# Supervised Learning — How to do a logistic regression in Python

## When can logistic regression be used?

- When the response variable (the one being predicted) is binary or categorical.
- When the observations are independent.

## Which packages can be used for performing logistic regression?

- scikit-learn (used here)
- statsmodels
- PyCaret, TensorFlow, Keras, PyTorch

## Case study: predicting organic product purchases

A supermarket provided coupons incentivizing buying organic products to its loyalty program members, and recorded whether or not they actually bought any.

This workspace uses a subset of [data sourced from Kaggle](https://www.kaggle.com/datasets/papercool/organics-purchase-indicator).

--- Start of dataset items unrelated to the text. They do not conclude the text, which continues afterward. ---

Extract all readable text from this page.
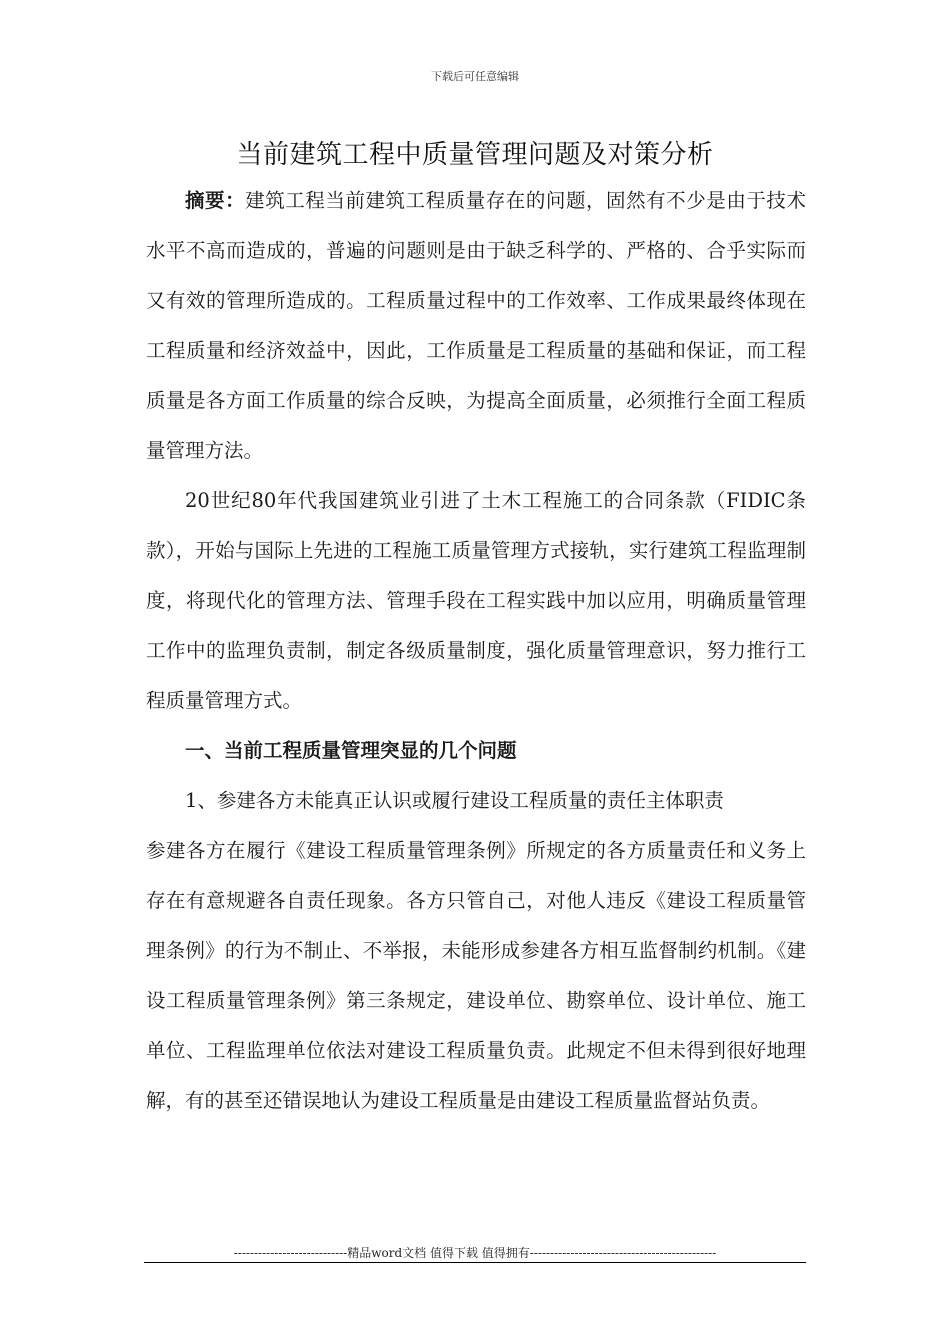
下载后可任意编辑
当前建筑工程中质量管理问题及对策分析

摘要：建筑工程当前建筑工程质量存在的问题，固然有不少是由于技术水平不高而造成的，普遍的问题则是由于缺乏科学的、严格的、合乎实际而又有效的管理所造成的。工程质量过程中的工作效率、工作成果最终体现在工程质量和经济效益中，因此，工作质量是工程质量的基础和保证，而工程质量是各方面工作质量的综合反映，为提高全面质量，必须推行全面工程质量管理方法。

20世纪80年代我国建筑业引进了土木工程施工的合同条款（FIDIC条款），开始与国际上先进的工程施工质量管理方式接轨，实行建筑工程监理制度，将现代化的管理方法、管理手段在工程实践中加以应用，明确质量管理工作中的监理负责制，制定各级质量制度，强化质量管理意识，努力推行工程质量管理方式。

一、当前工程质量管理突显的几个问题

1、参建各方未能真正认识或履行建设工程质量的责任主体职责

参建各方在履行《建设工程质量管理条例》所规定的各方质量责任和义务上存在有意规避各自责任现象。各方只管自己，对他人违反《建设工程质量管理条例》的行为不制止、不举报，未能形成参建各方相互监督制约机制。《建设工程质量管理条例》第三条规定，建设单位、勘察单位、设计单位、施工单位、工程监理单位依法对建设工程质量负责。此规定不但未得到很好地理解，有的甚至还错误地认为建设工程质量是由建设工程质量监督站负责。

----------------------------精品word文档 值得下载 值得拥有----------------------------------------------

We'll need **pandas** for importing the data and doing some manipulation, then modeling with **scikit-learn**.

In [None]:
import pandas as pd
from sklearn.model_selection import train_test_split
from sklearn.linear_model import LogisticRegression
from sklearn.metrics import confusion_matrix, classification_report

The dataset is imported from a CSV file named `"organics.csv"`.

In [None]:
organics = pd.read_csv("organics.csv")
organics

## Data dictionary

Each row corresponds to one character in a slash movie.

- **Gender**: gender of the customer; either **M** (male), **F** (female), **U** (unknown).
- **Geographic Region**: where in the UK was the customer based; **North**, **Midlands**, **South East**, **South West**, **Scottish**.
- **Loyalty Status**: what type of loyalty card did the customer have? **Tin**, **Silver**, **Gold**, or **Platinum**.
- **Affluence**: how well off does the supermarket estimate the customer is?
- **Age**: how old was the customer in years?
- **Purchased Organics**: did they purchase an organic product? **0** (no), or **1** (yes).

## Converting categorical columns to dummy variables

Scikit-learn can't deal with categorical columns directly. They must be converted to dummy columns of ones and zeroes. The pandas function [`get_dummies()`](https://pandas.pydata.org/pandas-docs/stable/reference/api/pandas.get_dummies.html) can be used for this.

In [None]:
organics_dum = pd.get_dummies(organics)
organics_dum

## Splitting into response and explanatory columns

The response column is `"Purchased Organics"`. The explanatory (input) columns are all the other columns.

In [None]:
response = organics_dum["Purchased Organics"]
explanatory = organics_dum.drop(columns="Purchased Organics")

## Splitting into training and testing sets

The explanatory and response datasets need to be split into training and testing sets. 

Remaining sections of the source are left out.